Pretending they too had drunk too much, Alan and Willie slowed their pace and lurched from side to side, Alex still between them.

"No one must notice us," Alan muttered under his breath. "Once Earl Warenne finds out we're not at the Douglas house, he'll have his men fan out across town, questioning people especially down here. In fact, that might be them already."

Several men on horseback clopped past the end of the narrow alley, their heads turning as if searching for something. Alan pulled Alex down several steps into a sunken stairwell, where they pressed into the shadows.

Willie ventured a glance down the alley. The men had kicked their horses into a run in the opposite direction. "They're chasing after some scruffy kid," he whispered. "Let's go!"

They hurried through a maze of alleys until they reached a tavern, a babble of voices and languages spilling out its open windows and doors.

Alan checked all around and then directed the group into a neighbouring alley. He rapped on a side door. "It's us," he hissed. "Open up."

A latch clicked, and the trio spilled through the door into a dark stairwell.

King Alexander of Scotland dies unexpectedly in 1286 and leaves no heir to his throne, thus throwing the entire country into chaos. English armies are trying to take advantage of this situation, pushing northward to invade Scotland. William Wallace is a mainstay of the Scottish army and has risen to become the guardian of Scotland. Time travellers Alex and his friends find themselves in the midst of this upheaval because Alex is determined to find out how his parents mysteriously disappeared and if he has arrived in time to save them from certain death.

      Andrew H. Vanderwal has created another sensational historical action adventure/fantasy which will appeal to both boys and girls alike.
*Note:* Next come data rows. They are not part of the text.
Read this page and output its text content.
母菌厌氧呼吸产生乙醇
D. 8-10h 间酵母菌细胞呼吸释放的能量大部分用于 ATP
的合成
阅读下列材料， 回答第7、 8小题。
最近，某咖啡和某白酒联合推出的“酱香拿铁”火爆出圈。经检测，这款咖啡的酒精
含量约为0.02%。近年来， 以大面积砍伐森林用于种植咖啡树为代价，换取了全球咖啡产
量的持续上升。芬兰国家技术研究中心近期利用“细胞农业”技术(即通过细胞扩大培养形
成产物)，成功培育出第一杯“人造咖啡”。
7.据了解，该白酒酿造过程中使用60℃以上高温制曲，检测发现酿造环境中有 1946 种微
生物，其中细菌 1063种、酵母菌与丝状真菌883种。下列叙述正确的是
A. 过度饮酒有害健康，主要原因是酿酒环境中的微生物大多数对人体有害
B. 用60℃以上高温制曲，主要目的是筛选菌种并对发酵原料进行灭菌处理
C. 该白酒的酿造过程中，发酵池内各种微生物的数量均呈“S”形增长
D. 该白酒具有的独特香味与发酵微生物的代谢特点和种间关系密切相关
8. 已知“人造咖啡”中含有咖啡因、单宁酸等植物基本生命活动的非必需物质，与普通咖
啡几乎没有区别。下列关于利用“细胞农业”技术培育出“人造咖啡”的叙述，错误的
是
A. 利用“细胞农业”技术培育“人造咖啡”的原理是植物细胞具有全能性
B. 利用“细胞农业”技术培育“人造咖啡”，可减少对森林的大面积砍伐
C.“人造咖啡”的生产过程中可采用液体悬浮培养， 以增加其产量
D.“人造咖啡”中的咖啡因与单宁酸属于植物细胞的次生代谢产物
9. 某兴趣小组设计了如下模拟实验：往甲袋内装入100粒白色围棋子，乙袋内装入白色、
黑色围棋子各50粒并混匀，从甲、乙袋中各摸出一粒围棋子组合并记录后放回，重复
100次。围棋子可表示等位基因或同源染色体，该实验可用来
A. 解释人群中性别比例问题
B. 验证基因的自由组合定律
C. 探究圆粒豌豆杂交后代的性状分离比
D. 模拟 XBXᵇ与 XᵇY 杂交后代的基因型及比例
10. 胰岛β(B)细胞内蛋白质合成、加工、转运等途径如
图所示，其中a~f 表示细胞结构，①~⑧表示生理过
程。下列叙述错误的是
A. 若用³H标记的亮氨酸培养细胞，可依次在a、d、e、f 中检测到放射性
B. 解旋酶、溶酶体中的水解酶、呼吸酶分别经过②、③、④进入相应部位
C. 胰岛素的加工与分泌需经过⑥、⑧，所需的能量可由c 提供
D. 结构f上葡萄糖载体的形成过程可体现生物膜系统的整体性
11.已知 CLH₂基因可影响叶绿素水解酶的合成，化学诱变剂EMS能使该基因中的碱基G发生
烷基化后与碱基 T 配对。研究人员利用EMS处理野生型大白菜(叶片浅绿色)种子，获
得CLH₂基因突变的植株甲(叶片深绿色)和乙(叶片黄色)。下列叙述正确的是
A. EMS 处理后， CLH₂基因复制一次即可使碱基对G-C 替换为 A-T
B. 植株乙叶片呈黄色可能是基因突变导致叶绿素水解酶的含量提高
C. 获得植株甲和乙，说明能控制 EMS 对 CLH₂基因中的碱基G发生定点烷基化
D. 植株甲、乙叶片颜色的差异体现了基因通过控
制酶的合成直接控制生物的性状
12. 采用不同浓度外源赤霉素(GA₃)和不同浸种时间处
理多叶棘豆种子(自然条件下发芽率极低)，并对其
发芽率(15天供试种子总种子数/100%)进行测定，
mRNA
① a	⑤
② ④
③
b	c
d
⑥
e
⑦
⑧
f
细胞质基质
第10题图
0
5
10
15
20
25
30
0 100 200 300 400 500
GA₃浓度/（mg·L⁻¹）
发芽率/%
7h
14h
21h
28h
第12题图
Typical of most fantasy novels, the book is plot driven with plenty of blood, battles and suspense on every page. The historical background is accurate and provides a backdrop which Vanderwal brings to life for his readers. We see war-torn Scotland, smell the dirt of the jail cells, taste the slimy slugs that the heroes must eat to stay alive, and hear the clash of swords and the pounding hooves of the horses in battle. The thirteenth century seems very real indeed!

      Because Alex is a 13-year-old boy who normally lives in modern times, his expertise with riding horses and shooting a crossbow is perhaps somewhat exaggerated. But who cares? Within the time travel and fantasy of the story, he seems quite believable. In fact, the book is reminiscent of a video game where the brave and seemingly untouchable hero is able to pursue his quest and be victorious. There are battles, shipwrecks, imprisonment and all manner of other disasters, and Alex and his motley crew of friends are endangered throughout much of the book, yet they somehow are able to prevail. Because the novel depends so much on a fast-paced plot, the characters are not described in detail. Alex and his friends battle against an interesting backdrop of monks, friars, nobles, soldiers, outlaws and ordinary Scottish citizens.

      Tweens and young teens will enjoy the excitement as the characters evade all manner of plots against them and eventually are able to rescue Alex's parents as hoped. However just at the end, Alex's father does not travel back to the modern age, leaving readers the possibility that perhaps another novel will come along to answer that and other questions.

      Vanderwal has certainly done his research and includes a list of historical characters at the end of the novel. Students who are particularly interested in Scottish history may want to pursue some of their favourites in order to find out how the country moved from the chaos of the thirteenth century to the modern nation it is today.

Highly Recommended.

Ann Ketcheson, a retired teacher-librarian and high school teacher of English and French, lives in Ottawa, ON.